Menjadikan Mega city sebagai Smart city

Menjadikan Mega city sebagai Smart city solusi digital kota Masa Depan. Apa itu mega city. Mengapa ada mega city. Bagaimana kehidupan orang di Mega city akan berubah. Apa manfaat dari mega city. Dan kerugiannya.

Total populasi lebih dari 10 juta jiwa keatas termasuk kategori Mega city. Atau kepadatan penduduk sedikitnya 2000 jiwa/km.

Harga rumah di kota besar semakin tinggi. Tetapi ruangan tinggal semakin kecil. Terutama harga perumahan di kota besar seperti Beijing, Shanghai maupun Jakarta. Harga langit. Sehingga banyak orang bilang, tempat tinggal di kota besar sangat kecil, mending pulang desa. Hidup nyaman. Inilah yang disebut pelarian dari Beijing Shanghai. Karena biaya hidup yang sangat tinggi.

Tetapi kenyataannya justru sebaliknya. Tren di masa depan sebanyak banyak orang bergerak ke kota besar. Dan membentuk mega city. Atau kota super.

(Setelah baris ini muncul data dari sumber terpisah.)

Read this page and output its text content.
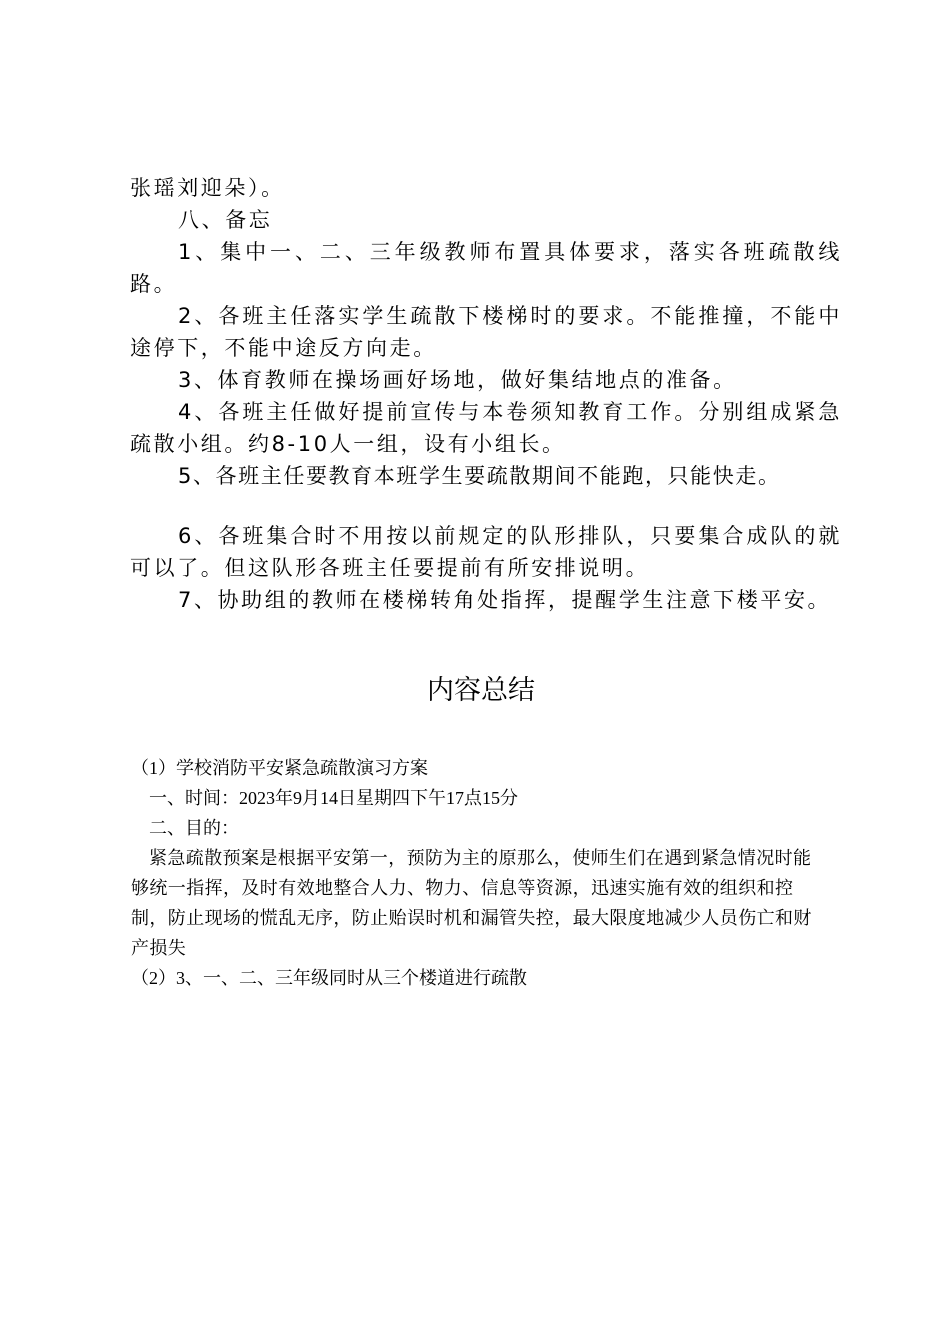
张瑶刘迎朵）。

八、备忘

1、集中一、二、三年级教师布置具体要求，落实各班疏散线路。

2、各班主任落实学生疏散下楼梯时的要求。不能推撞，不能中途停下，不能中途反方向走。

3、体育教师在操场画好场地，做好集结地点的准备。

4、各班主任做好提前宣传与本卷须知教育工作。分别组成紧急疏散小组。约8-10人一组，设有小组长。

5、各班主任要教育本班学生要疏散期间不能跑，只能快走。

6、各班集合时不用按以前规定的队形排队，只要集合成队的就可以了。但这队形各班主任要提前有所安排说明。

7、协助组的教师在楼梯转角处指挥，提醒学生注意下楼平安。

内容总结

（1）学校消防平安紧急疏散演习方案

一、时间：2023年9月14日星期四下午17点15分

二、目的：

紧急疏散预案是根据平安第一，预防为主的原那么，使师生们在遇到紧急情况时能够统一指挥，及时有效地整合人力、物力、信息等资源，迅速实施有效的组织和控制，防止现场的慌乱无序，防止贻误时机和漏管失控，最大限度地减少人员伤亡和财产损失

（2）3、一、二、三年级同时从三个楼道进行疏散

Menjadikan Mega city sebagai Smart city

Hari ini, ada 40 mega city di dunia. Diantaranya yang terbesar adalah Tokyo, Jepang. Dan Jakarta Indonesia. Lebih dari 30 Juta orang. Termasuk 10 kota di China, Beijing, Shanghai, Chongqing, Tianjin, Chengdu, Guangzhou, Shenzhen, Harbin, Suzhou dan Wuhan.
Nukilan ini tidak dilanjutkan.